It's impossible today to fully understand the sensation these little stories caused, for nothing quite like them had ever been seen in Danish literature. The tales were revolutionary for several reasons. Across Europe, the field of children's fiction was still in its very early days and was still dominated by dull, pious stories intended to teach and inculcate moral values. Andersen's magical tales were rich as chocolate cake after a diet of wholesome gruel, and the narrative voice spoke familiarly, warmly, conspiratorially to children, rather than preaching to them from on high. Despite the Christian imagery recurrent in the tales (typical of nineteenth century fiction), these are remarkably earthy, anarchic, occasionally even amoral stories -- comical, cynical, fatalistic by turns, rather than morally instructive. And unlike the folk tales collected by the Grimms, set in distant lands once upon a time, Andersen set his tales in Copenhagen and other familiar, contemporary settings, mixed fantastical descriptions with common ordinary ones, and invested everyday household objects (toys, dishes, etc.) with personalities and magic.

Angela Barrett

Even the language of the stories was fresh and radical, as Jackie Wullschlager points out in Hans Christian Andersen: The Life of a Storyteller:

"The raw and unpolished Danish of these first stories was so radical as to be considered vulgar at a time when literary convention demanded rigorous, high-flown sentiment of the sort practiced by the playwright Heiberg. Andersen, by contrast, was deliberately direct and informal."

Andersen carefully crafted the narration of his tales to evoke the power of oral storytelling, yet the narrative voice is a distinctive one, not the impersonal voice of most folk tales. He perfected his stories by reading them aloud within his social circle, and many a dinner party ended with children and adults alike clamoring for a story. As Andersen's fairy tales became known and loved, he found himself much in demand as a dinner guest, and he also began to receive requests to read his work in public. (3) Though he hadn't been destined for an acting career, his youthful theatrical training served him well. George Griffen, an American diplomat, wrote of Andersen's performance:

"He is a remarkably fine reader, and has often been compared in this respect to Dickens -- Dickens was in truth a superb reader, but I am inclined to think that Andersen's manner is far more impressive and eloquent. Both of these men have always read to crowded houses. Dickens voice was perhaps better suited for the stage than the reading desk. It was stronger and louder than Andersen's, but nothing like as mellow and musical. I heard Dickens read the death-bed scene of Little Nell in New York, and I was moved to tears, but I knew that the author himself was reading the story; but when I heard Andersen read the story of the Little Girl with the Matches, I did not think of the author at all, but wept like a child, unconscious of everything around me."

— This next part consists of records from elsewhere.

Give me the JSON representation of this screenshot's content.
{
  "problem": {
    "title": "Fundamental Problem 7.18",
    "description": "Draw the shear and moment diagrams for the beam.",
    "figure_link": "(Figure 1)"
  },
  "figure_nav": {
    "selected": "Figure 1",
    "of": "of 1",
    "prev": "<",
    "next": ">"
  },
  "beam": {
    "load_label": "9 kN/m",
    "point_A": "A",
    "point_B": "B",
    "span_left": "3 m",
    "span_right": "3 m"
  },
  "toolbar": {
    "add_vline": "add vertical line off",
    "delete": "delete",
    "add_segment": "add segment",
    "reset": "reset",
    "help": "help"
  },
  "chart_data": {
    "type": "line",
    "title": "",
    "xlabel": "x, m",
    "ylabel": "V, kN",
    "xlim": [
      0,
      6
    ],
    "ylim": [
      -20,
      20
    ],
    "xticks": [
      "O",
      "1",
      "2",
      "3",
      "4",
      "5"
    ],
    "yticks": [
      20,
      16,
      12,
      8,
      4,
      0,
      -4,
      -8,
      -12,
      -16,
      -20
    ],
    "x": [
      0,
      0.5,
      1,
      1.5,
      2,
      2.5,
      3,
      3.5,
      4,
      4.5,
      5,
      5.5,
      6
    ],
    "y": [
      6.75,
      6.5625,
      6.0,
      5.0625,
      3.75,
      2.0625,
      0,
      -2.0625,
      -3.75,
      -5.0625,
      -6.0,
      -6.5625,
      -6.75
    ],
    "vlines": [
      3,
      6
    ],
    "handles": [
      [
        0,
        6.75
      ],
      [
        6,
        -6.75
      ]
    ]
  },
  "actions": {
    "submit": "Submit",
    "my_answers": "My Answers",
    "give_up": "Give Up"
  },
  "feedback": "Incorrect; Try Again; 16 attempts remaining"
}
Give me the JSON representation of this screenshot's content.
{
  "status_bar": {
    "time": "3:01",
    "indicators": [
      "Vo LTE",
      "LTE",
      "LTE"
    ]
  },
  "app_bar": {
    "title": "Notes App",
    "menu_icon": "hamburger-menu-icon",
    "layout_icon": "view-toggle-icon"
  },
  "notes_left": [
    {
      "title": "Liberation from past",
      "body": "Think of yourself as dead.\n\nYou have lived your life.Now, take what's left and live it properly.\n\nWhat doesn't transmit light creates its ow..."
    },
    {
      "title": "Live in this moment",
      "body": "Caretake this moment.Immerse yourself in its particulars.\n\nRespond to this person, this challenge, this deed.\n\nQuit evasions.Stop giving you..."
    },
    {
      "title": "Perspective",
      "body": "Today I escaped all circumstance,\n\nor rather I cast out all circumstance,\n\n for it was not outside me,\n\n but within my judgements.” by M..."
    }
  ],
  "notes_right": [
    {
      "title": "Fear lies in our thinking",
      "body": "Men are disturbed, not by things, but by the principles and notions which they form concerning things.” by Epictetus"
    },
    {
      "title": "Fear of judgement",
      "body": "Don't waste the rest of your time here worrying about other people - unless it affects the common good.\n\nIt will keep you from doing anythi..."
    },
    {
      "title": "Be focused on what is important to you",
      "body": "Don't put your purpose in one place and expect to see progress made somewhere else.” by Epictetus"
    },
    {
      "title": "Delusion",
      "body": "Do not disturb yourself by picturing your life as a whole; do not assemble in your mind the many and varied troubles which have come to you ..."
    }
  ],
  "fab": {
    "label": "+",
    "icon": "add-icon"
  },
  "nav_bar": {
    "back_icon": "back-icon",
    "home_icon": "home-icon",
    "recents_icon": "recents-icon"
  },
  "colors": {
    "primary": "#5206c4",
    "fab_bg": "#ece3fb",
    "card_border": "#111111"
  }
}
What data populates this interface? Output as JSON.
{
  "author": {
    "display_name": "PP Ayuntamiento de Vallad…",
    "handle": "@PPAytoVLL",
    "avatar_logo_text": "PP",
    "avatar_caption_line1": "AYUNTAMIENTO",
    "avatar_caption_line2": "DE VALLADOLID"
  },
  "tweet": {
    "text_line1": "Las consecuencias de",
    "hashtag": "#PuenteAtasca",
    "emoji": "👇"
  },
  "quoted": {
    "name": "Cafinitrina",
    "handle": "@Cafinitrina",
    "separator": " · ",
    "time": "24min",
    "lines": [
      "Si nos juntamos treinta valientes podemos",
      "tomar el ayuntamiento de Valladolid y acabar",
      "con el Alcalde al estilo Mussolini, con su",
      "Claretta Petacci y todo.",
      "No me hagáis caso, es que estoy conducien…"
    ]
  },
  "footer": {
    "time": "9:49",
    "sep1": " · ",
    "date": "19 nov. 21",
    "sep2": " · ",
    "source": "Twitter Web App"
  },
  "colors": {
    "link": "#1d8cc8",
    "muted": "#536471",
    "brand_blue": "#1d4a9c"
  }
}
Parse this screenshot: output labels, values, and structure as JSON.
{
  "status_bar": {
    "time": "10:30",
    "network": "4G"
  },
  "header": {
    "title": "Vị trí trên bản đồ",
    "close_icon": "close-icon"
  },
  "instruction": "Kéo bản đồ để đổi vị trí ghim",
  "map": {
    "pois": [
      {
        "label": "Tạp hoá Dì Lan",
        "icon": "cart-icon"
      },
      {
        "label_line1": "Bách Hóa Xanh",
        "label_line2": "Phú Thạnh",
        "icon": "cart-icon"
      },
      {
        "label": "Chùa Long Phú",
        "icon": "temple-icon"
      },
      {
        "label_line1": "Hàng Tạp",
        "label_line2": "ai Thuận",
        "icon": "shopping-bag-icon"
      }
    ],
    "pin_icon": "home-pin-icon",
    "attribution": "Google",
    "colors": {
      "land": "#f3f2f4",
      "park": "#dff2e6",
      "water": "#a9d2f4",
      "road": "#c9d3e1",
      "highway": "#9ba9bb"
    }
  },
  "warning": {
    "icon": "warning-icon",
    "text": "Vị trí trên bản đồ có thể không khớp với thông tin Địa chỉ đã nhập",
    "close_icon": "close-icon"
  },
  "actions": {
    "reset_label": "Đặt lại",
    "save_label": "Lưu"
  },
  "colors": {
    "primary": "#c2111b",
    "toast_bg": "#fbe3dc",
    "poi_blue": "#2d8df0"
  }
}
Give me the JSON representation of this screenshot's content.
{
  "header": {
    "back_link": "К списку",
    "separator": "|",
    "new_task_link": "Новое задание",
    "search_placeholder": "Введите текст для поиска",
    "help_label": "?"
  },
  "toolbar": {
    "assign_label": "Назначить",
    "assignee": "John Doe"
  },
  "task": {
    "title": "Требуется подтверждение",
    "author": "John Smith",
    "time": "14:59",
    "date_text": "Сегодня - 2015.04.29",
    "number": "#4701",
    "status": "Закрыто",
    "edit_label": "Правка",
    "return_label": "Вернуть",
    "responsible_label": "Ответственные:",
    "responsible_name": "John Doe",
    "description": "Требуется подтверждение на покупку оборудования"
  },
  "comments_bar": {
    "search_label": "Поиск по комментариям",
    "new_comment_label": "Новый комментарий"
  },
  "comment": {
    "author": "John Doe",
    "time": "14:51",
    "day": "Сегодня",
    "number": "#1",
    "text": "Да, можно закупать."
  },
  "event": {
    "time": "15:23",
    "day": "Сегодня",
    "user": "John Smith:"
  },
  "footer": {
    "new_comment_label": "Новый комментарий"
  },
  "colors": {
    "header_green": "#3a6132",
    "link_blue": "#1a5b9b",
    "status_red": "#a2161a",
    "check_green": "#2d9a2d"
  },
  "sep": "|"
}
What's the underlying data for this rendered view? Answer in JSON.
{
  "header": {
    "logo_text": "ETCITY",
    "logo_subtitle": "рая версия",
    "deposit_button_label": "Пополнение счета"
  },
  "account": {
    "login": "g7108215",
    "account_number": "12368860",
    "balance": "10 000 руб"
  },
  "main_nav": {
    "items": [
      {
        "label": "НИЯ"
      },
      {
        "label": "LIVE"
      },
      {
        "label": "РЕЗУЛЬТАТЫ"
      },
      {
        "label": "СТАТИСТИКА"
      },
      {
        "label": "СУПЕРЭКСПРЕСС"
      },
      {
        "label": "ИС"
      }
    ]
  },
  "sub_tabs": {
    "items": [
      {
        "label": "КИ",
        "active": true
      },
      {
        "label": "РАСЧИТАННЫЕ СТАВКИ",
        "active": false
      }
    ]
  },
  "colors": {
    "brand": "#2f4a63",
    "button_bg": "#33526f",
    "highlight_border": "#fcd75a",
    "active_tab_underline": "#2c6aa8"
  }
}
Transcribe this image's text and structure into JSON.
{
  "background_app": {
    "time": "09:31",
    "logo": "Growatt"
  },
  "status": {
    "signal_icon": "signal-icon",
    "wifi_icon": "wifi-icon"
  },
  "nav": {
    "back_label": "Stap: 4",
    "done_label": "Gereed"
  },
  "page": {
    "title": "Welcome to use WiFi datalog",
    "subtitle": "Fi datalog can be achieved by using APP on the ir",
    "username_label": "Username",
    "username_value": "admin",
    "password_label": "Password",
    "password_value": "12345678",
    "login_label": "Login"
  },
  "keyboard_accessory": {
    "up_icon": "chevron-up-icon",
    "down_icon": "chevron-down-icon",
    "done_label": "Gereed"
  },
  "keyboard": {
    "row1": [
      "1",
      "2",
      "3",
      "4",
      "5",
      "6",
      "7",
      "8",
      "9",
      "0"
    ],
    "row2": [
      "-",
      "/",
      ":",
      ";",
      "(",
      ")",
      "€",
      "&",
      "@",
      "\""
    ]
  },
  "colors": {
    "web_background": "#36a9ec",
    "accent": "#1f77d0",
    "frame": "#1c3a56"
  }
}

George Griffen was not the only adult reduced to tears by Andersen's tales -- which were startling, fresh, and urgent in ways that we can only image, now that Andersen's stories have acquired the patina of age and familiarity. Nineteenth century readers were particularly affected by the way the tales gave voice to the powerless -- the young, the poor, the very old -- and imbued them with special strength, wisdom, and connection to the natural world (in opposition to the artifice of reason or the follies of society). Gerda, for instance, goes up against her rival (the rich, dazzling, coldly intellectual Snow Queen) armed only with her youth and compassion; in The Emperor's New Clothes, a child displays more wisdom than the King. We find this theme in traditional folk tales (the good-hearted peasant girl or boy whose kindness wins them riches or a crown), but Andersen gave such figures new life by placing them in contemporary settings, layering elements of sharp social critique into their stories.

  Gerda by Edmund Dulac

Wullschlager places this aspect of the fairy tales in context, noting that:

"Andersen was a product of his times -- of Romanticism, of the revival of the imaginative spirit and of the growth of democratic ideas -- in addressing himself to the child in the adult through a shift in perspective, by allowing the child, or toy, or later farmyard animal, to speak with his or her own voice and feelings. In doing so, he joined the wider movement of cultural decentralization, which was beginning to dominate in Europe and America in the early nineteenth century. In Denmark, Blicher gave voice to Jutland peasants for the first time; in Britain, the rural themes and regional speech and images of peasant life in Sir Walter Scott's novels shaped the Victorian novel; across the Atlantic, James Fenimore Cooper painted pictures of pioneer and American Indian life on the prairies. Suddenly the disposed and the poor were acceptable literary subjects. The crucial contributions of Andersen and Dickens in the 1830s and 1840s were to focus on children, another traditionally mute and oppressed group. The urge to speak out, to claim equality of talent and emotional need...was a driving force for the new nineteenth century writers who did not come from genteel urban classes, and none came from so deprived and uneducated a background as Andersen."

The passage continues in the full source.